Wednesday, May 7, 2008

BAWKU NEEDS PEACE

HAVING in the recent past emerged from two major disasters — severe drought and unprecedented floods — the least anybody expected from Bawku and its environs was peace and freedom that would have enabled both the citizens and residents to pick up the pieces, rebuild and regain what had been destroyed or lost.
Therefore, the renewal of hostilities at this time, marked by the free use of heavy weapons by people involved in the communal clash, Kusasis and Mamprusis, arson and senseless killings, has dealt a serious blow to the needed peace and security in the area.
For instance, as of the time of going to press, several people had died following the hostilities and many people were being treated in hospital for various degrees of injury, some houses had been burnt and the curfew which was lifted a week ago re-imposed from 9.00 a.m. to 7.00 a.m. until further notice.
Stories abound of some businesses and shops closing down, workers fleeing from the Bawku municipality under police escort for fear of their lives, while students make it to their schools also under escort.
Certainly, such a situation needs urgent action and the government has acted fast by deploying police and military personnel there to bring the explosive situation to normalcy.
The conflict between the Kusasis and the Mamprusis started way back in 1958 when a Mamprusi Chief, Naba Salma Yerimiah, was destooled and sent into exile in Togo.
The Kusasis enskinned Naba Abugrago Azoka I, but after the 1966 coup d’etat, Azoka was removed and a Mamprusi, Naba Tampure, enskinned as chief of the area.
This process of destoolment and enskinment of chiefs continued with different governments until the present chief of Bawku, Asigri Abugrago Azoka II, was enskinned.
These periods of destoolment and enskinment of chiefs from these two ethnic groups had brought with them intermittent violent conflicts.
In December last year, the hostility between the two ethnic groups resurfaced, claiming many lives. Many people were killed in the Bawku municipality and Garu in the Garu-Tempane District.

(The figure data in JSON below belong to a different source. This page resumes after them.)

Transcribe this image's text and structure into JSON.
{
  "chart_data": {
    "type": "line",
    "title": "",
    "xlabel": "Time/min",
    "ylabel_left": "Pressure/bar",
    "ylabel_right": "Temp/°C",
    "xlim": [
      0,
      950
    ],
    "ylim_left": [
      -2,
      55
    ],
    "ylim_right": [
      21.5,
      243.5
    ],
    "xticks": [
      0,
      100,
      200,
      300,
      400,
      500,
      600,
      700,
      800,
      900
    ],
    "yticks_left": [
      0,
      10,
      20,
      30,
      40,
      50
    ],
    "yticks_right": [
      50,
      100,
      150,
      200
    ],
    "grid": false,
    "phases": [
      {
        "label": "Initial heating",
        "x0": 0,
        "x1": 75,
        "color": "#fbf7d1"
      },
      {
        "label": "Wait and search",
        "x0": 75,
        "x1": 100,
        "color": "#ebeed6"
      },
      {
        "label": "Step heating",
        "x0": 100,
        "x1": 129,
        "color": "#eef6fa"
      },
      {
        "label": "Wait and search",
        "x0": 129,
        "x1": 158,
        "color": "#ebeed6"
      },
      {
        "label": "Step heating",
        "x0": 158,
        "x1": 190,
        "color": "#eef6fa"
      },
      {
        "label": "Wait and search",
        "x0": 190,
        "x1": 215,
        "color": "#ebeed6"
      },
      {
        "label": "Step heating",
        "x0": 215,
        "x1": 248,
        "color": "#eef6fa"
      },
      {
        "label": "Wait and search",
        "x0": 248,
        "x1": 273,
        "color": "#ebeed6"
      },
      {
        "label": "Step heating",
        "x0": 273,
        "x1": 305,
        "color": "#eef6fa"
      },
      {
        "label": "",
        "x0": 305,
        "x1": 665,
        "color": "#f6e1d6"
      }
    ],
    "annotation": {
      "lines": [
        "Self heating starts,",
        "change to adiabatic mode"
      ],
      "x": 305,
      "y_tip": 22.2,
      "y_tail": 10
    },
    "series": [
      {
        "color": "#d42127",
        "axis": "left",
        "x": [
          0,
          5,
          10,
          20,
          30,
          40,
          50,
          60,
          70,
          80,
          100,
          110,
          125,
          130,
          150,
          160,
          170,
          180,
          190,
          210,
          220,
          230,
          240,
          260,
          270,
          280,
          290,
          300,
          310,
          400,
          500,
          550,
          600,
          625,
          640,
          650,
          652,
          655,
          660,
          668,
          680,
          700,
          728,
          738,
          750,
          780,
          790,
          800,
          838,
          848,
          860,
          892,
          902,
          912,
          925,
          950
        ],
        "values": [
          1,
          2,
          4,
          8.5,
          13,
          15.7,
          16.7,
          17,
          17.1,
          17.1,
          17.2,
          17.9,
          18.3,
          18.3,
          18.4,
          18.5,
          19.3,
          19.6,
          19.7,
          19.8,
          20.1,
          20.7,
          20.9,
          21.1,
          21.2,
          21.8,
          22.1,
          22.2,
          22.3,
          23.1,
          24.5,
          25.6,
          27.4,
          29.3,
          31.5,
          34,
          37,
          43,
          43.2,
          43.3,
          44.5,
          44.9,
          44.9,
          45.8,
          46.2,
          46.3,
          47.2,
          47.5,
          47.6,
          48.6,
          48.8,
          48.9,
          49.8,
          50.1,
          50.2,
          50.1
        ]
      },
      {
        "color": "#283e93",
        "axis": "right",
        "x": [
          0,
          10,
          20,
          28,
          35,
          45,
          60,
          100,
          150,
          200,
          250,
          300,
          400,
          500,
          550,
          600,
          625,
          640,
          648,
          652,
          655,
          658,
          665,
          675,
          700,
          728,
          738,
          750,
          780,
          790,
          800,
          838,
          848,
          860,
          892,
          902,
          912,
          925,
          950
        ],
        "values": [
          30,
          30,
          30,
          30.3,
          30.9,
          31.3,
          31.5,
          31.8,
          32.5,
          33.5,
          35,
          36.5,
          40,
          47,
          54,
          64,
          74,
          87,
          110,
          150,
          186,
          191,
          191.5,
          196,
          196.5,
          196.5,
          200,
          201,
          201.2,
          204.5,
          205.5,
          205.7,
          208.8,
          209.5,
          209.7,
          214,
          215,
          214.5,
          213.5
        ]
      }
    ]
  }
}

The King of the Mamprugu, Nayiri Naa Bohugu Mahami Abdulai Sheriga, resolved to personally intervene in the protracted and internecine conflict by consulting the National House of Chiefs, the elders and sub-chiefs in his area to help find a lasting solution to the problem.
The Nayiri cautioned politicians and the youth in the Northern and Upper East regions to refrain from any reprisals and to rise above parochial interests to help heal the deep-seated hatred between the Mamprusis and the Kusasis.
President J. A. Kufuor, in March this year, held a crucial meeting with some chiefs, opinion leaders and politicians from the Upper East Region to find an amicable solution to the conflict in Bawku.
After the President had met the two feuding factions at the Castle, Osu, it was everybody’s expectation that they were going back home to put their act together and stop the fighting for the government to do what it could to start the reconstruction of the area.
The people of the Bawku municipality should take cognisance of the fact that the area, more than anywhere else in the country, needs peace to develop because it is one of the most deprived in the country.
The huge sums of money the government spends to deploy the military, the police and other auxiliary agencies to the area to keep and maintain peace could be used to provide basic social amenities for the people there.
The conflict in Bawku is affecting the region and the country as a whole and it is time the people there realised this and stopped the fighting for peace to prevail.